On the social networking site LinkedIn, the group discussions provide an interesting insight in the diversity of perspectives and opinions. Just a few days ago, Yogesh Bosmiya, the leader of an Indian property development company, posted the following question on the ”Leaders & Thinkers” discussion group:
“How do we create passionate leaders for the country’s future, what can we do from our end? Is it educating the youth, or being a role model, or showing them the path?” in the few days following, 27 contributions from management, education, philosophy and politics engaged in the ongoing discussion.
Working on this topic with thought leaders from around the globe in the No Fear community is an exciting area. For those of us following discussion like the one above or working with the Playstation generation it is plainly obvious that the leaders coming from the young generation have fundamentally different expectations of their leaders and of the organizations they are part of compared to people over 30 today.
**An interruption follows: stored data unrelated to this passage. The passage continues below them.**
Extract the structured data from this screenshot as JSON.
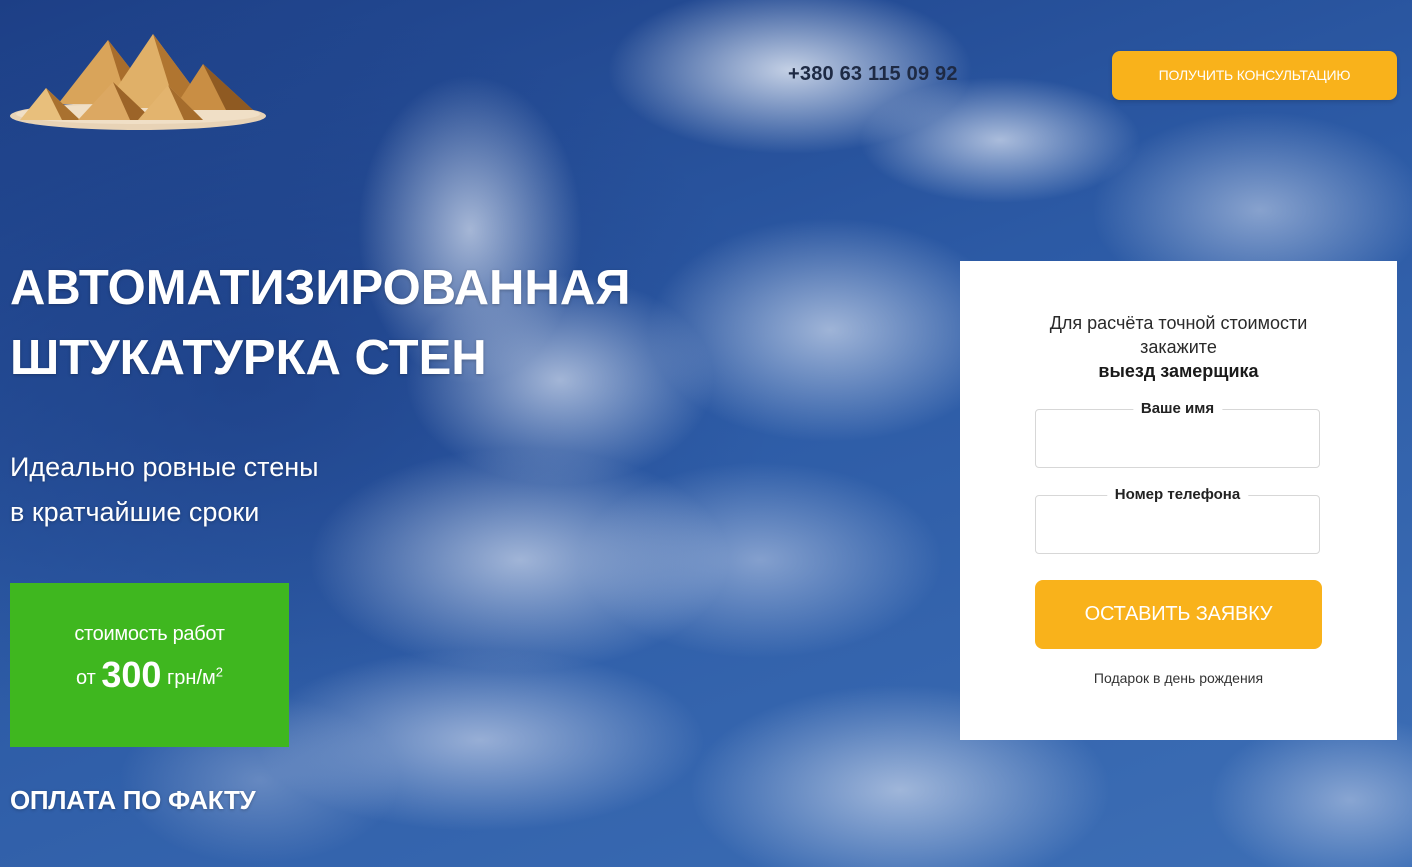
{
  "header": {
    "logo_icon": "pyramids-logo",
    "phone": "+380 63 115 09 92",
    "consult_button_label": "ПОЛУЧИТЬ КОНСУЛЬТАЦИЮ"
  },
  "hero": {
    "headline_line1": "АВТОМАТИЗИРОВАННАЯ",
    "headline_line2": "ШТУКАТУРКА СТЕН",
    "subtitle_line1": "Идеально ровные стены",
    "subtitle_line2": "в кратчайшие сроки"
  },
  "price": {
    "caption": "стоимость работ",
    "prefix": "от",
    "value": "300",
    "unit": "грн/м",
    "unit_exponent": "2",
    "background_color": "#3fb71f"
  },
  "payment_note": "ОПЛАТА ПО ФАКТУ",
  "form": {
    "intro_line1": "Для расчёта точной стоимости",
    "intro_line2_prefix": "закажите ",
    "intro_line2_bold": "выезд замерщика",
    "name_label": "Ваше имя",
    "name_value": "",
    "phone_label": "Номер телефона",
    "phone_value": "",
    "submit_label": "ОСТАВИТЬ ЗАЯВКУ",
    "gift_note": "Подарок в день рождения"
  },
  "colors": {
    "accent": "#f9b21b",
    "price_green": "#3fb71f",
    "sky_blue": "#2f5a9e"
  }
}
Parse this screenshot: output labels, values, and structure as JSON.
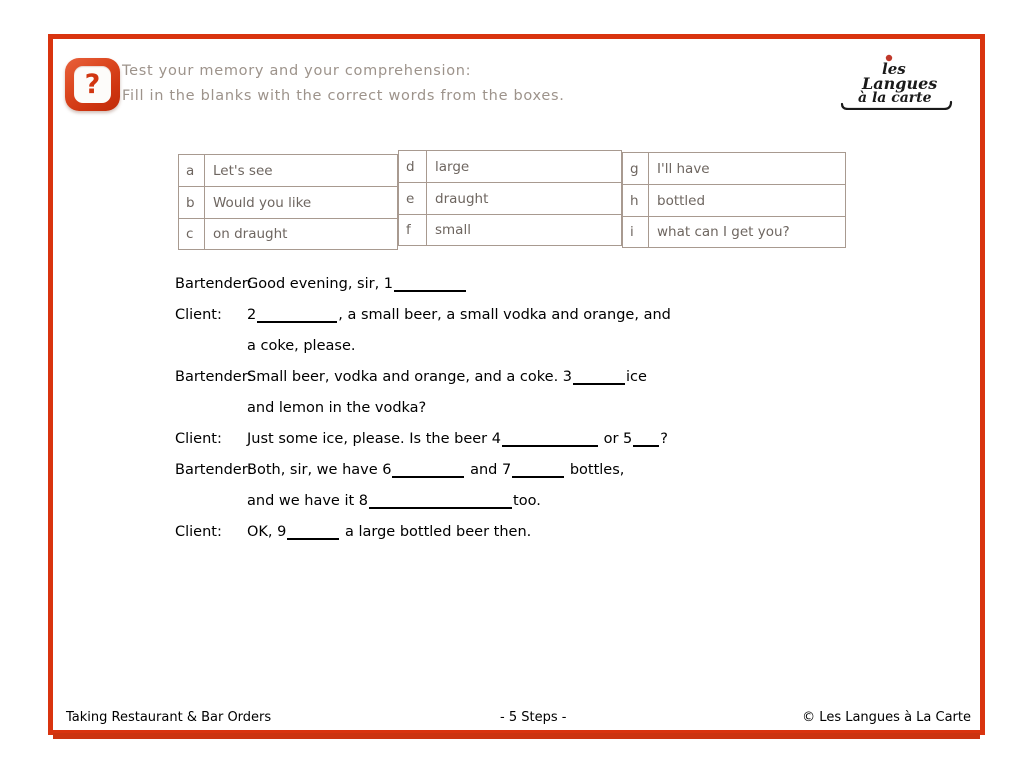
{
  "header": {
    "icon": "question-mark-badge-icon",
    "line1": "Test your memory and your comprehension:",
    "line2": "Fill in the blanks with the correct words from the boxes."
  },
  "logo": {
    "line1": "les",
    "line2": "Langues",
    "line3": "à la carte",
    "accent_color": "#c0392b",
    "text_color": "#1a1a1a"
  },
  "word_bank": {
    "groups": [
      {
        "items": [
          {
            "letter": "a",
            "word": "Let's see"
          },
          {
            "letter": "b",
            "word": "Would you like"
          },
          {
            "letter": "c",
            "word": "on draught"
          }
        ]
      },
      {
        "items": [
          {
            "letter": "d",
            "word": "large"
          },
          {
            "letter": "e",
            "word": "draught"
          },
          {
            "letter": "f",
            "word": "small"
          }
        ]
      },
      {
        "items": [
          {
            "letter": "g",
            "word": "I'll have"
          },
          {
            "letter": "h",
            "word": "bottled"
          },
          {
            "letter": "i",
            "word": "what can I get you?"
          }
        ]
      }
    ]
  },
  "dialogue": {
    "lines": [
      {
        "speaker": "Bartender:",
        "indent": false,
        "parts": [
          {
            "type": "text",
            "value": "Good evening, sir, 1"
          },
          {
            "type": "blank",
            "number": "1",
            "width": "w8"
          }
        ]
      },
      {
        "speaker": "Client:",
        "indent": false,
        "parts": [
          {
            "type": "text",
            "value": "2"
          },
          {
            "type": "blank",
            "number": "2",
            "width": "w9"
          },
          {
            "type": "text",
            "value": ", a small beer, a small vodka and orange, and"
          }
        ]
      },
      {
        "speaker": "",
        "indent": true,
        "parts": [
          {
            "type": "text",
            "value": "a coke, please."
          }
        ]
      },
      {
        "speaker": "Bartender:",
        "indent": false,
        "parts": [
          {
            "type": "text",
            "value": "Small beer, vodka and orange, and a coke. 3"
          },
          {
            "type": "blank",
            "number": "3",
            "width": "w6"
          },
          {
            "type": "text",
            "value": "ice"
          }
        ]
      },
      {
        "speaker": "",
        "indent": true,
        "parts": [
          {
            "type": "text",
            "value": "and lemon in the vodka?"
          }
        ]
      },
      {
        "speaker": "Client:",
        "indent": false,
        "parts": [
          {
            "type": "text",
            "value": "Just some ice, please. Is the beer 4"
          },
          {
            "type": "blank",
            "number": "4",
            "width": "w11"
          },
          {
            "type": "text",
            "value": " or 5"
          },
          {
            "type": "blank",
            "number": "5",
            "width": "w3"
          },
          {
            "type": "text",
            "value": "?"
          }
        ]
      },
      {
        "speaker": "Bartender:",
        "indent": false,
        "parts": [
          {
            "type": "text",
            "value": "Both, sir, we have 6"
          },
          {
            "type": "blank",
            "number": "6",
            "width": "w8"
          },
          {
            "type": "text",
            "value": " and 7"
          },
          {
            "type": "blank",
            "number": "7",
            "width": "w6"
          },
          {
            "type": "text",
            "value": " bottles,"
          }
        ]
      },
      {
        "speaker": "",
        "indent": true,
        "parts": [
          {
            "type": "text",
            "value": "and we have it 8"
          },
          {
            "type": "blank",
            "number": "8",
            "width": "w17"
          },
          {
            "type": "text",
            "value": "too."
          }
        ]
      },
      {
        "speaker": "Client:",
        "indent": false,
        "parts": [
          {
            "type": "text",
            "value": "OK, 9"
          },
          {
            "type": "blank",
            "number": "9",
            "width": "w6"
          },
          {
            "type": "text",
            "value": " a large bottled beer then."
          }
        ]
      }
    ]
  },
  "footer": {
    "left": "Taking Restaurant & Bar Orders",
    "center": "- 5 Steps -",
    "right": "© Les Langues à La Carte"
  },
  "colors": {
    "frame_red": "#d9340f",
    "footer_rule_red": "#cc3410",
    "header_text_gray": "#9d938b",
    "table_border": "#a89a90",
    "table_text": "#6e6660",
    "body_text": "#000000"
  }
}
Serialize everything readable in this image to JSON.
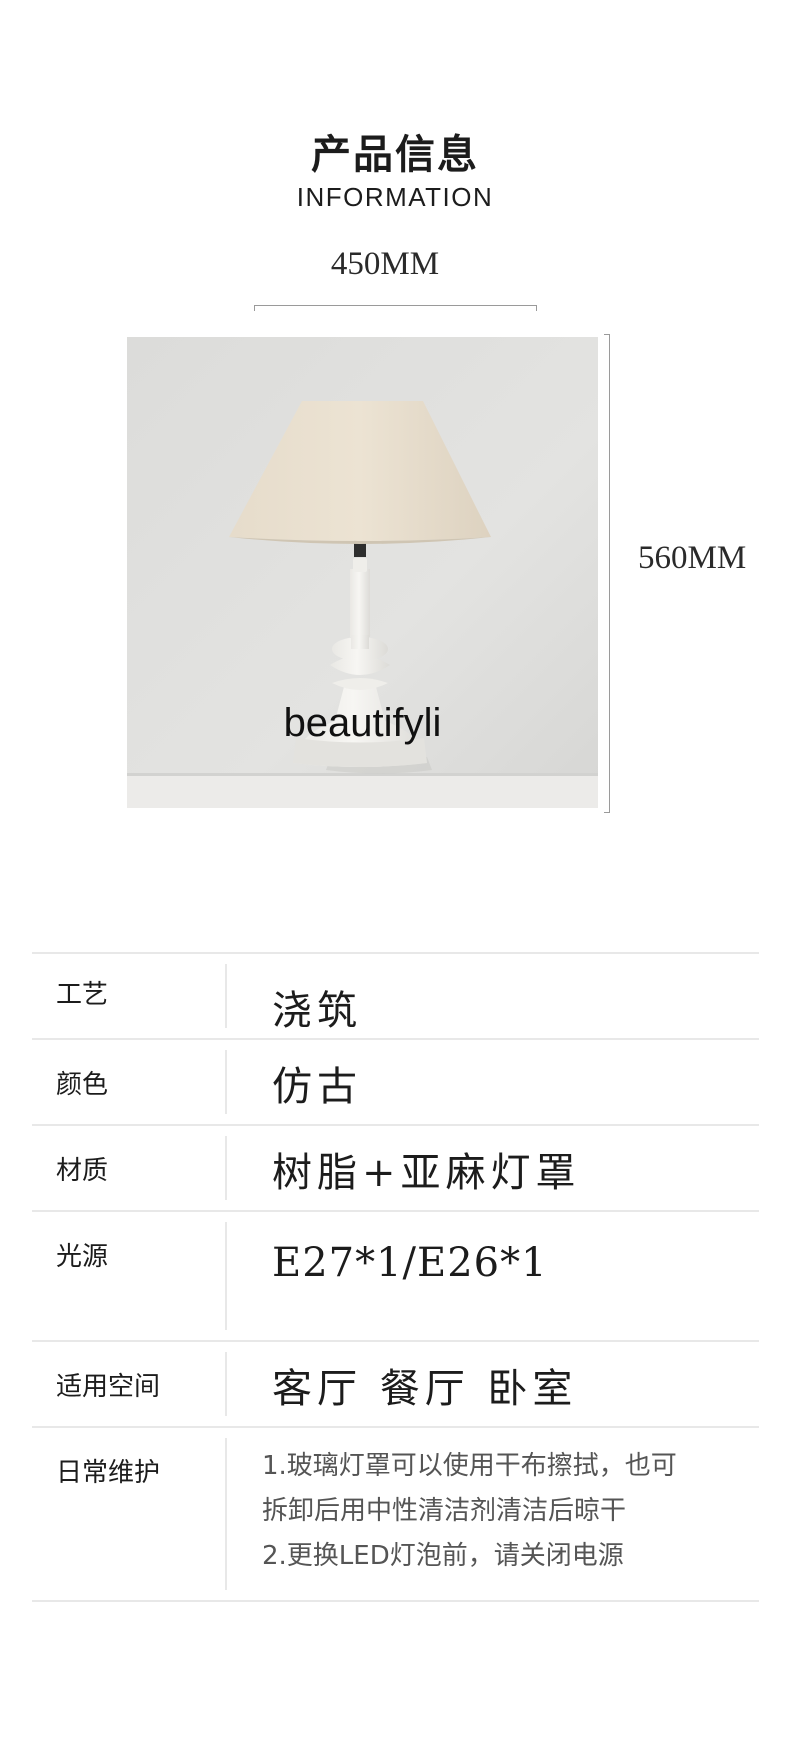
{
  "header": {
    "title_cn": "产品信息",
    "title_en": "INFORMATION"
  },
  "dimensions": {
    "width": "450MM",
    "height": "560MM"
  },
  "photo": {
    "watermark": "beautifyli"
  },
  "specs": [
    {
      "label": "工艺",
      "value": "浇筑"
    },
    {
      "label": "颜色",
      "value": "仿古"
    },
    {
      "label": "材质",
      "value": "树脂+亚麻灯罩"
    },
    {
      "label": "光源",
      "value": "E27*1/E26*1"
    },
    {
      "label": "适用空间",
      "value": "客厅 餐厅 卧室"
    },
    {
      "label": "日常维护",
      "lines": [
        "1.玻璃灯罩可以使用干布擦拭，也可",
        "拆卸后用中性清洁剂清洁后晾干",
        "2.更换LED灯泡前，请关闭电源"
      ]
    }
  ]
}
Those young people grew up in a world that (for them) always had the internet and mobile communication, bringing “connectiveness” and more authenticity and immediacy with it.
Developing the next generation of leaders will mean nurturing them to leverage their strengths.
And yes, nurturing will involve listening to their originality and fresh ideas of doing things and what and HOW it should get done and not imposing a set conditioning that might have worked well enough with the generation of our fathers.
Our role is to help unlock “the new” and allow the next leaders to develop THEIR full potential, this is what a “current” leader (and parent for that matter) is and this is what he or she is supposed to do, to deliver to the organization and to the success of the next generation of leaders.
We can’t show them the new path’s final destination. But we can help them in discovering their path and help them to walk or run it successfully, by providing them with freedom and guidance, some direction and moral guidance and high expectations on their contributions.